Will glanced at him like he found the idea disturbing. “You’ll probably make your own, seeing as how you’re in Cabin Nine.”

“Yeah, what’s up with that? Vulcan?”

“Usually we don’t call the gods by their Roman names,” Will said. “The original names are Greek. Your dad is Hephaestus.”

“Festus?” Leo had heard somebody say that before, but he was still dismayed. “Sounds like the god of cowboys.”

He- phaestus,” Will corrected. “God of blacksmiths and fire.”

Leo had heard that too, but he was trying not to think about it. The god of fire … seriously? Considering what had happened to his mom, that seemed like a sick joke.

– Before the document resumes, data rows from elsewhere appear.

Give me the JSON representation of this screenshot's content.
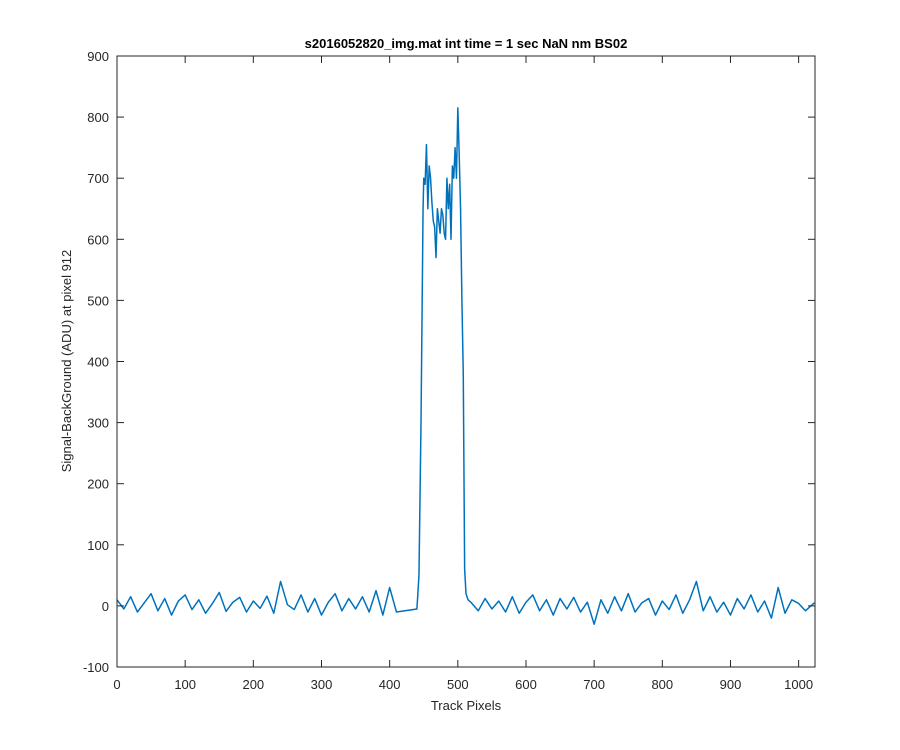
{
  "chart_data": {
    "type": "line",
    "title": "s2016052820_img.mat int time = 1 sec  NaN nm BS02",
    "xlabel": "Track Pixels",
    "ylabel": "Signal-BackGround (ADU) at pixel 912",
    "xlim": [
      0,
      1024
    ],
    "ylim": [
      -100,
      900
    ],
    "xticks": [
      0,
      100,
      200,
      300,
      400,
      500,
      600,
      700,
      800,
      900,
      1000
    ],
    "yticks": [
      -100,
      0,
      100,
      200,
      300,
      400,
      500,
      600,
      700,
      800,
      900
    ],
    "grid": false,
    "line_color": "#0072bd",
    "series": [
      {
        "values_description_omitted": true,
        "x": [
          0,
          10,
          20,
          30,
          40,
          50,
          60,
          70,
          80,
          90,
          100,
          110,
          120,
          130,
          140,
          150,
          160,
          170,
          180,
          190,
          200,
          210,
          220,
          230,
          240,
          250,
          260,
          270,
          280,
          290,
          300,
          310,
          320,
          330,
          340,
          350,
          360,
          370,
          380,
          390,
          400,
          410,
          440,
          443,
          446,
          449,
          450,
          452,
          454,
          456,
          458,
          460,
          462,
          464,
          466,
          468,
          470,
          472,
          474,
          476,
          478,
          480,
          482,
          484,
          486,
          488,
          490,
          492,
          494,
          496,
          498,
          500,
          502,
          504,
          506,
          508,
          510,
          512,
          515,
          520,
          530,
          540,
          550,
          560,
          570,
          580,
          590,
          600,
          610,
          620,
          630,
          640,
          650,
          660,
          670,
          680,
          690,
          700,
          710,
          720,
          730,
          740,
          750,
          760,
          770,
          780,
          790,
          800,
          810,
          820,
          830,
          840,
          850,
          860,
          870,
          880,
          890,
          900,
          910,
          920,
          930,
          940,
          950,
          960,
          970,
          980,
          990,
          1000,
          1010,
          1023
        ],
        "y": [
          10,
          -5,
          15,
          -10,
          5,
          20,
          -8,
          12,
          -15,
          8,
          18,
          -6,
          10,
          -12,
          4,
          22,
          -9,
          6,
          14,
          -10,
          8,
          -4,
          16,
          -12,
          40,
          2,
          -6,
          18,
          -10,
          12,
          -15,
          6,
          20,
          -8,
          12,
          -5,
          15,
          -10,
          25,
          -15,
          30,
          -10,
          -5,
          50,
          300,
          650,
          700,
          690,
          755,
          650,
          720,
          700,
          660,
          630,
          620,
          570,
          650,
          630,
          610,
          650,
          640,
          610,
          600,
          700,
          650,
          690,
          600,
          720,
          700,
          750,
          700,
          815,
          740,
          650,
          500,
          380,
          60,
          20,
          10,
          5,
          -8,
          12,
          -5,
          8,
          -10,
          15,
          -12,
          6,
          18,
          -8,
          10,
          -15,
          12,
          -5,
          14,
          -10,
          6,
          -30,
          10,
          -12,
          15,
          -8,
          20,
          -10,
          5,
          12,
          -15,
          8,
          -6,
          18,
          -12,
          10,
          40,
          -8,
          15,
          -10,
          6,
          -15,
          12,
          -5,
          18,
          -10,
          8,
          -20,
          30,
          -12,
          10,
          4,
          -8,
          5
        ]
      }
    ]
  }
}
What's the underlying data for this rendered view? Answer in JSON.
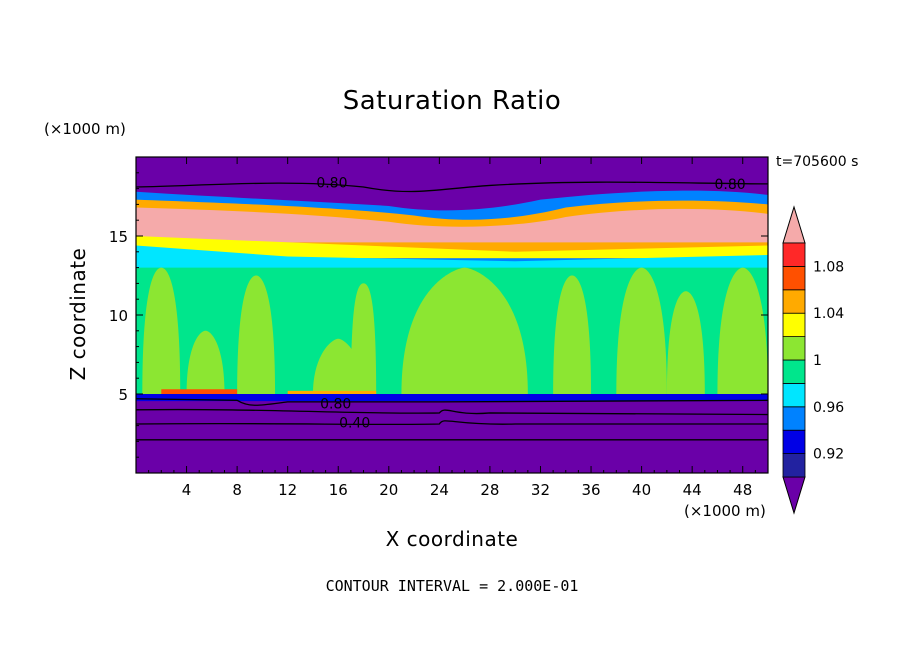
{
  "chart_data": {
    "type": "heatmap",
    "title": "Saturation Ratio",
    "xlabel": "X coordinate",
    "ylabel": "Z coordinate",
    "x_unit_label": "(×1000 m)",
    "y_unit_label": "(×1000 m)",
    "time_label": "t=705600 s",
    "footer": "CONTOUR INTERVAL = 2.000E-01",
    "xlim": [
      0,
      50
    ],
    "ylim": [
      0,
      20
    ],
    "x_ticks": [
      4,
      8,
      12,
      16,
      20,
      24,
      28,
      32,
      36,
      40,
      44,
      48
    ],
    "y_ticks": [
      5,
      10,
      15
    ],
    "contour_labels": [
      "0.80",
      "0.80",
      "0.80",
      "0.40"
    ],
    "colorbar": {
      "tick_labels": [
        "0.92",
        "0.96",
        "1",
        "1.04",
        "1.08"
      ],
      "levels": [
        0.9,
        0.92,
        0.94,
        0.96,
        0.98,
        1.0,
        1.02,
        1.04,
        1.06,
        1.08,
        1.1
      ],
      "colors": [
        "#6a00a8",
        "#2222a0",
        "#0000e6",
        "#0082ff",
        "#00e6ff",
        "#00e68c",
        "#8ce632",
        "#ffff00",
        "#ffaa00",
        "#ff5000",
        "#ff2828",
        "#f5aaaa"
      ],
      "over_color": "#f5aaaa",
      "under_color": "#6a00a8"
    }
  }
}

“So the flaming hammer over my head,” Leo said. “Good thing, or bad thing?”

Will took a while to answer. “You were claimed almost immediately. That’s usually good.”

“But that Rainbow Pony dude, Butch—he mentioned a curse.”

“Ah … look, it’s nothing. Since Cabin Nine’s last head counselor died—”

“Died? Like, painfully?”

“I ought to let your bunkmates tell you about it.”

“Yeah, where are my home dawgs? Shouldn’t their counselor be giving me the VIP tour?”

“He, um, can’t. You’ll see why.” Will forged ahead before Leo could ask anything else.

“Curses and death,” Leo said to himself. “This just gets better and better.”

He was halfway across the green when he spotted his old babysitter. And she was not the kind of person he expected to see at a demigod camp.

Leo froze in his tracks.

“What’s wrong?” Will asked.

Tía Callida— Auntie Callida. That’s what she’d called herself, but Leo hadn’t seen her since he was five years old. She was just standing there, in the shadow of a big white cabin at the end of the green, watching him. She wore her black linen widow’s dress, with a black shawl pulled over her hair. Her face hadn’t changed—leathery skin, piercing dark eyes. Her withered hands were like claws. She looked ancient, but no different than Leo remembered.

“That old lady …” Leo said. “What’s she doing here?”

Will tried to follow his gaze. “What old lady?”

“Dude, the old lady. The one in black. How many old ladies do you see over there?”

Will frowned. “I think you’ve had a long day, Leo. The Mist could still be playing tricks on your mind. How about we head straight to your cabin now?”

Leo wanted to protest, but when he looked back toward the big white cabin, Tía Callida was gone. He was sure she’d been there, almost as if thinking about his mom had summoned Callida back from the past.

And that wasn’t good, because Tía Callida had tried to kill him.

“Just messing with you, man.” Leo pulled some gears and levers from his pockets and started fiddling with them to calm his nerves. He couldn’t have everybody at camp thinking he was crazy. At least, not crazier than he really was.

“Let’s go see Cabin Nine,” he said. “I’m in the mood for a good curse.”

From the outside, the Hephaestus cabin looked like an oversize RV with shiny metal walls and metal-slatted windows. The entrance was like a bank vault door, circular and several feet thick. It opened with lots of brass gears turning and hydraulic pistons blowing smoke.

Leo whistled. “They got a steampunk theme going on, huh?”

Inside, the cabin seemed deserted. Steel bunks were folded against the walls like high-tech Murphy beds. Each had a digital control panel, blinking LED lights, glowing gems, and interlocking gears. Leo figured each camper had his own combination lock to release his bed, and there was probably an alcove behind it with storage, maybe some traps to keep out unwanted visitors. At least, that’s the way Leo would’ve designed it. A fire pole came down from the second floor, even though the cabin didn’t appear to have a second floor from the outside. A circular staircase led down into some kind of basement. The walls were lined with every kind of power tool Leo could imagine, plus a huge assortment of knives, swords, and other implements of destruction. A large workbench overflowed with scrap metal—screws, bolts, washers, nails, rivets, and a million other machine parts. Leo had a strong urge to shovel them all into his coat pockets. He loved that kind of stuff. But he’d need a hundred more coats to fit it all.